Well, I found this “read” fascinating, as I’m sure most people do, because of the ideas of “stratagem” — winning a battle and conquering a kingdom while appearing as if you did nothing. Never appearing weak — and if you appear weak, let it be a simulation to disguise your prowess. It was fascinating. I loved the idea that if you’re a general that receives praise or criticism, then you’re doing something wrong. You should accomplish your goals perfectly, and you should win the battle in a way that allows you to win from afar — to allow the enemy to defeat itself (though it was really you).
So I got out of my car at El Moro, and the wind was just whipping cold air. Sun Tzu was running through my mind, and I figured I would meditate a bit on the lessons of Sun Tzu and how I could apply them to my life. I started walking up the trails, and I could see the white-capped ocean off to the West. I was running the ideas through my mind, and I started to think about how to give the impression of quiet confidence. I remember hearing a line about appearing like a hawk: calm until the moment of attack. Once the attack comes, then you must act decisively.
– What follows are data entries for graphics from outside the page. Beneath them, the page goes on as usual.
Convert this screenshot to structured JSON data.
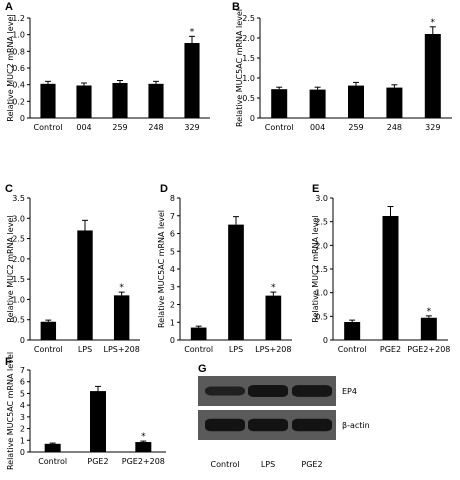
{
  "chart_data": [
    {
      "type": "bar",
      "panel_label": "A",
      "ylabel": "Relative MUC2 mRNA level",
      "categories": [
        "Control",
        "004",
        "259",
        "248",
        "329"
      ],
      "values": [
        0.41,
        0.39,
        0.42,
        0.41,
        0.9
      ],
      "errors": [
        0.03,
        0.03,
        0.03,
        0.03,
        0.08
      ],
      "significance": [
        "",
        "",
        "",
        "",
        "*"
      ],
      "ylim": [
        0,
        1.2
      ],
      "yticks": [
        0,
        0.2,
        0.4,
        0.6,
        0.8,
        1.0,
        1.2
      ],
      "ytick_labels": [
        "0",
        "0.2",
        "0.4",
        "0.6",
        "0.8",
        "1.0",
        "1.2"
      ]
    },
    {
      "type": "bar",
      "panel_label": "B",
      "ylabel": "Relative MUC5AC mRNA level",
      "categories": [
        "Control",
        "004",
        "259",
        "248",
        "329"
      ],
      "values": [
        0.72,
        0.71,
        0.81,
        0.76,
        2.1
      ],
      "errors": [
        0.05,
        0.06,
        0.08,
        0.07,
        0.18
      ],
      "significance": [
        "",
        "",
        "",
        "",
        "*"
      ],
      "ylim": [
        0,
        2.5
      ],
      "yticks": [
        0,
        0.5,
        1.0,
        1.5,
        2.0,
        2.5
      ],
      "ytick_labels": [
        "0",
        "0.5",
        "1.0",
        "1.5",
        "2.0",
        "2.5"
      ]
    },
    {
      "type": "bar",
      "panel_label": "C",
      "ylabel": "Relative MUC2 mRNA level",
      "categories": [
        "Control",
        "LPS",
        "LPS+208"
      ],
      "values": [
        0.45,
        2.7,
        1.1
      ],
      "errors": [
        0.04,
        0.25,
        0.08
      ],
      "significance": [
        "",
        "",
        "*"
      ],
      "ylim": [
        0,
        3.5
      ],
      "yticks": [
        0,
        0.5,
        1.0,
        1.5,
        2.0,
        2.5,
        3.0,
        3.5
      ],
      "ytick_labels": [
        "0",
        "0.5",
        "1.0",
        "1.5",
        "2.0",
        "2.5",
        "3.0",
        "3.5"
      ]
    },
    {
      "type": "bar",
      "panel_label": "D",
      "ylabel": "Relative MUC5AC mRNA level",
      "categories": [
        "Control",
        "LPS",
        "LPS+208"
      ],
      "values": [
        0.7,
        6.5,
        2.5
      ],
      "errors": [
        0.08,
        0.45,
        0.2
      ],
      "significance": [
        "",
        "",
        "*"
      ],
      "ylim": [
        0,
        8
      ],
      "yticks": [
        0,
        1,
        2,
        3,
        4,
        5,
        6,
        7,
        8
      ],
      "ytick_labels": [
        "0",
        "1",
        "2",
        "3",
        "4",
        "5",
        "6",
        "7",
        "8"
      ]
    },
    {
      "type": "bar",
      "panel_label": "E",
      "ylabel": "Relative MUC2 mRNA level",
      "categories": [
        "Control",
        "PGE2",
        "PGE2+208"
      ],
      "values": [
        0.38,
        2.62,
        0.47
      ],
      "errors": [
        0.04,
        0.2,
        0.04
      ],
      "significance": [
        "",
        "",
        "*"
      ],
      "ylim": [
        0,
        3.0
      ],
      "yticks": [
        0,
        0.5,
        1.0,
        1.5,
        2.0,
        2.5,
        3.0
      ],
      "ytick_labels": [
        "0",
        "0.5",
        "1.0",
        "1.5",
        "2.0",
        "2.5",
        "3.0"
      ]
    },
    {
      "type": "bar",
      "panel_label": "F",
      "ylabel": "Relative MUC5AC mRNA level",
      "categories": [
        "Control",
        "PGE2",
        "PGE2+208"
      ],
      "values": [
        0.7,
        5.2,
        0.85
      ],
      "errors": [
        0.06,
        0.4,
        0.08
      ],
      "significance": [
        "",
        "",
        "*"
      ],
      "ylim": [
        0,
        7
      ],
      "yticks": [
        0,
        1,
        2,
        3,
        4,
        5,
        6,
        7
      ],
      "ytick_labels": [
        "0",
        "1",
        "2",
        "3",
        "4",
        "5",
        "6",
        "7"
      ]
    }
  ],
  "blot": {
    "panel_label": "G",
    "lanes": [
      "Control",
      "LPS",
      "PGE2"
    ],
    "rows": [
      {
        "label": "EP4",
        "intensity": [
          0.55,
          0.9,
          0.85
        ]
      },
      {
        "label": "β-actin",
        "intensity": [
          0.95,
          0.95,
          0.95
        ]
      }
    ],
    "colors": {
      "background": "#5a5a5a",
      "band": "#111111"
    }
  }
}
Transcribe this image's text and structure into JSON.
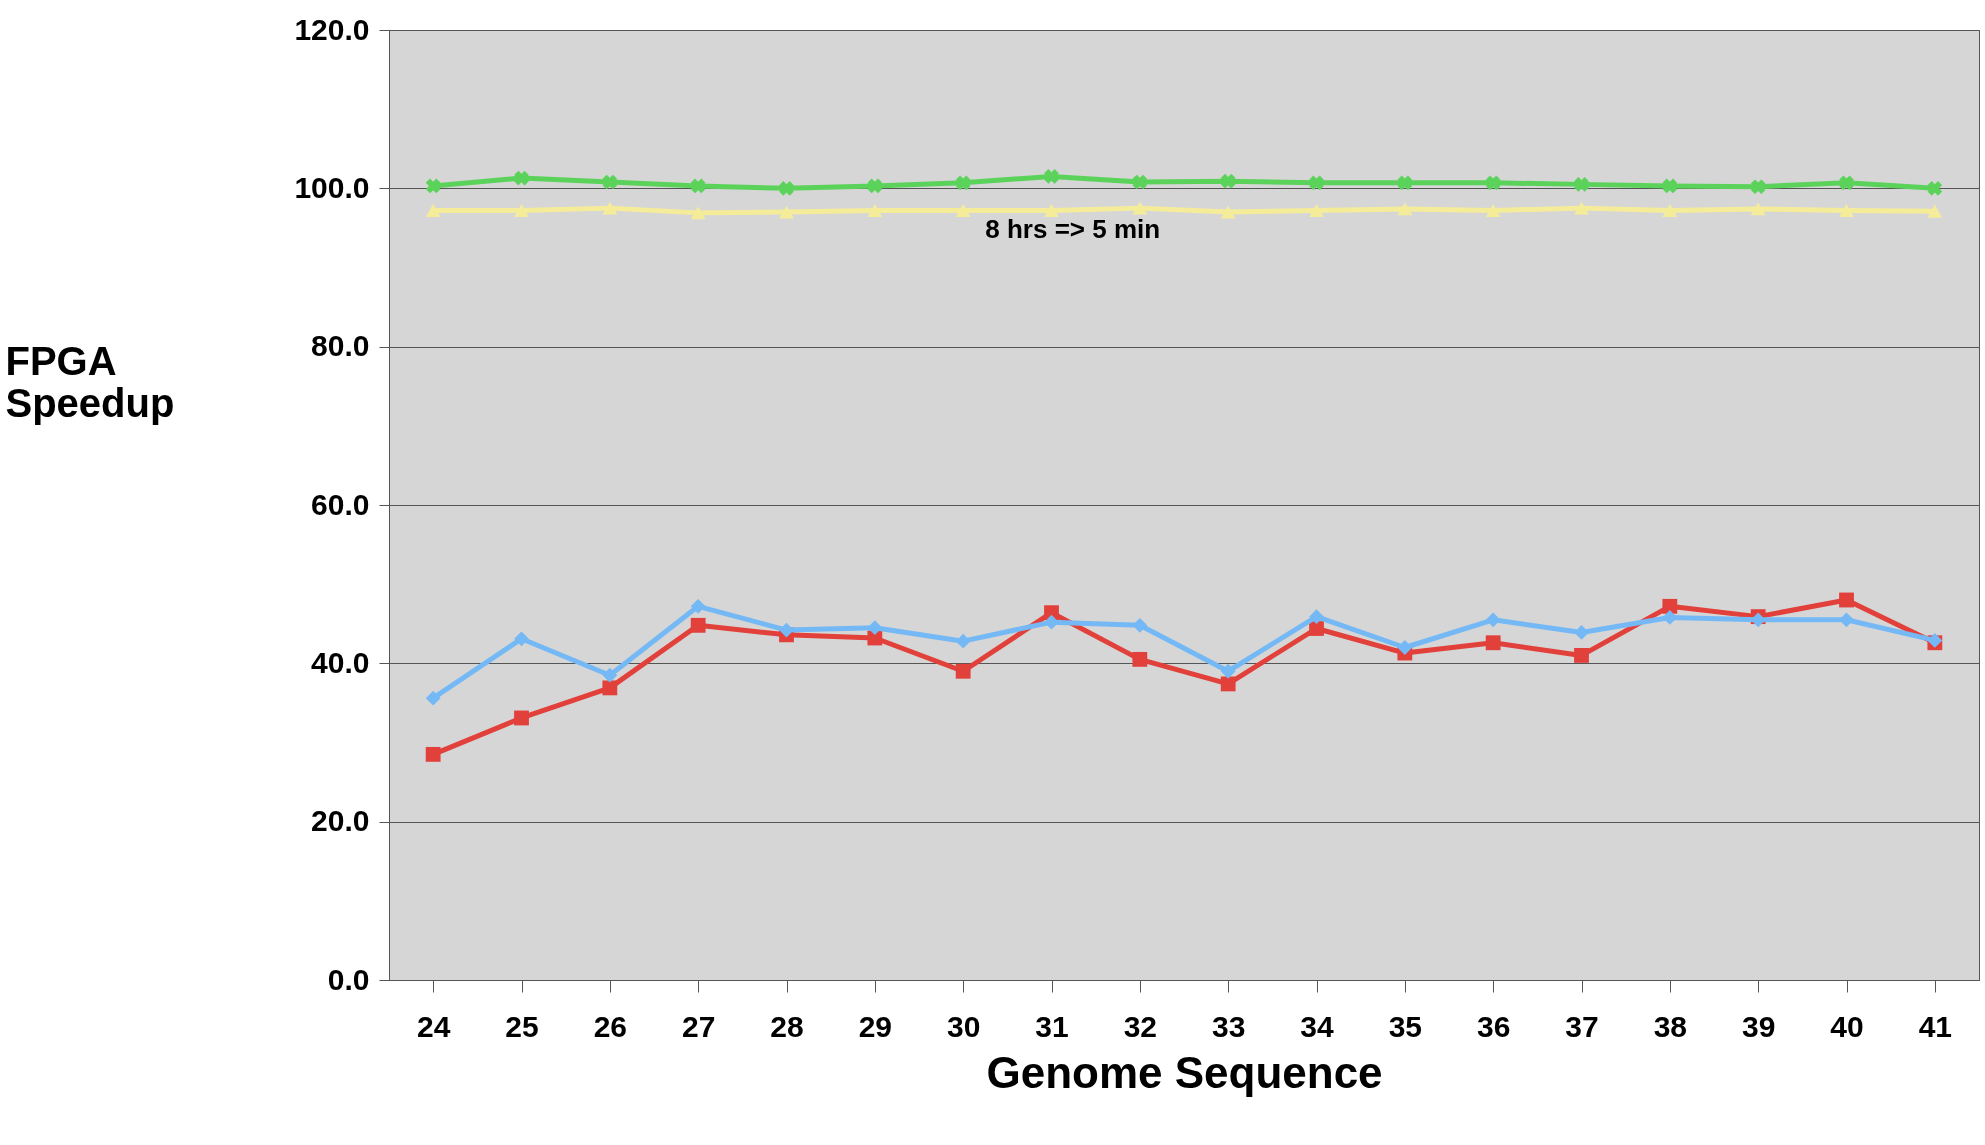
{
  "chart_data": {
    "type": "line",
    "xlabel": "Genome Sequence",
    "ylabel": "FPGA Speedup",
    "categories": [
      "24",
      "25",
      "26",
      "27",
      "28",
      "29",
      "30",
      "31",
      "32",
      "33",
      "34",
      "35",
      "36",
      "37",
      "38",
      "39",
      "40",
      "41"
    ],
    "series": [
      {
        "color": "#e2403a",
        "marker": "square",
        "values": [
          28.5,
          33.1,
          36.9,
          44.8,
          43.6,
          43.2,
          39.0,
          46.4,
          40.5,
          37.4,
          44.4,
          41.3,
          42.6,
          41.0,
          47.2,
          45.9,
          48.0,
          42.6
        ]
      },
      {
        "color": "#74b9f5",
        "marker": "diamond",
        "values": [
          35.6,
          43.1,
          38.5,
          47.2,
          44.2,
          44.5,
          42.8,
          45.2,
          44.8,
          39.0,
          45.9,
          42.0,
          45.5,
          43.9,
          45.8,
          45.5,
          45.5,
          42.9
        ]
      },
      {
        "color": "#f5ec9a",
        "marker": "triangle",
        "values": [
          97.2,
          97.2,
          97.5,
          96.9,
          97.0,
          97.2,
          97.2,
          97.2,
          97.5,
          97.0,
          97.2,
          97.4,
          97.2,
          97.5,
          97.2,
          97.4,
          97.2,
          97.1
        ]
      },
      {
        "color": "#5bd35b",
        "marker": "cross",
        "values": [
          100.3,
          101.3,
          100.8,
          100.3,
          100.0,
          100.3,
          100.7,
          101.5,
          100.8,
          100.9,
          100.7,
          100.7,
          100.7,
          100.5,
          100.3,
          100.2,
          100.7,
          100.0
        ]
      }
    ],
    "ylim": [
      0,
      120
    ],
    "yticks": [
      {
        "value": 0,
        "label": "0.0"
      },
      {
        "value": 20,
        "label": "20.0"
      },
      {
        "value": 40,
        "label": "40.0"
      },
      {
        "value": 60,
        "label": "60.0"
      },
      {
        "value": 80,
        "label": "80.0"
      },
      {
        "value": 100,
        "label": "100.0"
      },
      {
        "value": 120,
        "label": "120.0"
      }
    ],
    "grid": "y",
    "annotations": [
      "8 hrs => 5 min"
    ]
  }
}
Clearly, I’m trying to think about these ideas in abstract ways. How would I react to a threat? That’s when I realized how alone I was in the middle of a canyon. There was no one around me, and I remembered seeing a video of a mountain lion attacking a man. Of course, mountains lions don’t really want to bother with humans, but the fear gave rise to the image in my mind. And I recognized this fear as weakness.
I kept walking in the trails, and I watched the birds fly in and out of the trails. A couple passed me, and they said hello. It was peaceful. I was watching jack rabbits hop out of the brush. Then I came up to the difficult part of the hike. A steep and long incline to the top of the mountain. It was too cold to sweat.
Finally, I got to the top — a long even stretch that overlooks Laguna Beach and the Pacific Ocean. I yelled out to the quiet expanse of the hills. In a few steps, I noticed a guy walking from the other side of the mountain. He stopped and told me: “I just saw coyote about 50 yards away. He was just looking over the hill. Thought you would like to know. He’s a big one.”
Well, he left, and I have to admit this: I debated whether to keep walking. I was a little bit intimidated by this giant coyote. In my mind, the coyote took on gigantic proportions, foaming at the mouth, waiting behind a cactus to tear me a part. I started to think about how I was going to defend myself. What about all that shit from “The Art of War.” Fuck that, I thought, what can I do against a giant coyote?
I was scanning the brush and the trail, and then something jumped out at me…a jack rabbit. Man, I was losing my composure. Then I saw an old woman, maybe about 75, approaching from the opposite direction with two walking sticks. I stopped and tried to extend to her the same courtesy as the man I passed earlier.
“There’s a man back there who just told me about a giant coyote coming this way,” I said
The old woman looked at me and smiled. “Coyotes in the daytime?”
“That’s just what some guy said.”
“I’ve seen them at night,” the old woman said, “but I’m not scared of them.”
Then she just kept on walking, maybe even at a faster pace than me.
I walked back to my car the rest of the way amazed that some old woman was less scared of a coyote than me. It’s amazing how fear can manifest in our minds, control our reactions, and if there is anything I still have to learn is to not let fear control my emotional state. I feel like this is an important lesson for a writer…somehow. Maybe just for a man.